Seit 1. September 2021 müssen Gefährder und Gefährderinnen, gegen die ein Betretungs- und Annäherungsverbot ausgesprochen wurde, an einer sechsstündigen Gewaltpräventionsberatung in einer Beratungsstelle für Gewaltprävention teilnehmen.

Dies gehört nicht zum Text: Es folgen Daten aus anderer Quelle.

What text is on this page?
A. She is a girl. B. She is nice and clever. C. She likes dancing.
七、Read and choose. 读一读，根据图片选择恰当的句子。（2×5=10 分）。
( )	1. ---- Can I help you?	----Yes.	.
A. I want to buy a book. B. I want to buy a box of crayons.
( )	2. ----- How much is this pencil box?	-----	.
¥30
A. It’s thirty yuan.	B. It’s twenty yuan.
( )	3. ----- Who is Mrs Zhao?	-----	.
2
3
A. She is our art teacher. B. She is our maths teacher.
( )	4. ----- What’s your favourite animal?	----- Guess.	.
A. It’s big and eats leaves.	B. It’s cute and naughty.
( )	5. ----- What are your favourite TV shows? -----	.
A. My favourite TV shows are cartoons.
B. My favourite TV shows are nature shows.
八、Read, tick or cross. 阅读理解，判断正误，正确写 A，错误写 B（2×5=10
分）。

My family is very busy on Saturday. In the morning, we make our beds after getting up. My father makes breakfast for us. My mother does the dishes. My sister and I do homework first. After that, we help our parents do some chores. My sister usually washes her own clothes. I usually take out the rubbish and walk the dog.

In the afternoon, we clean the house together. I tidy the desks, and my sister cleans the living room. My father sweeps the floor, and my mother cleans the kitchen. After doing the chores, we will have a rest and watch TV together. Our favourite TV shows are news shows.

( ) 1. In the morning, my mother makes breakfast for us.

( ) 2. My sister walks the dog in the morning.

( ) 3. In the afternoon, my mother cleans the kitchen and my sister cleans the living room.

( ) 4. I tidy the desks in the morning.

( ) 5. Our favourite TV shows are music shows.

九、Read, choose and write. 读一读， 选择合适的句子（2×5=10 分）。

Kontaktaufnahme und Beratung
Wird ein Betretungs- und Annäherungsverbot ausgesprochen, so hat der Gefährder oder die Gefährderin fünf Tage Zeit, sich mit einer Beratungsstelle für Gewaltprävention in Verbindung zu setzen und einen Termin für die Beratung zu vereinbaren. Diese Beratung muss innerhalb von 14 Tagen ab Kontaktaufnahme erstmalig stattfinden. In der sechsstündigen Beratung sollen die Gefährder und Gefährderinnen nicht nur über die möglichen drohenden rechtlichen Konsequenzen aufgeklärt werden, sondern es sollen ihnen auch Wege aufgezeigt werden, wie sie die Kontrolle über das eigene Verhalten behalten. In einem weiteren Schritt und bei Bedarf werden ihnen weiterführende Therapien sowie Anti-Gewalt-Trainings angeboten. Oberstes Ziel dieser Beratung ist die Verhinderung von Wiederholungstaten.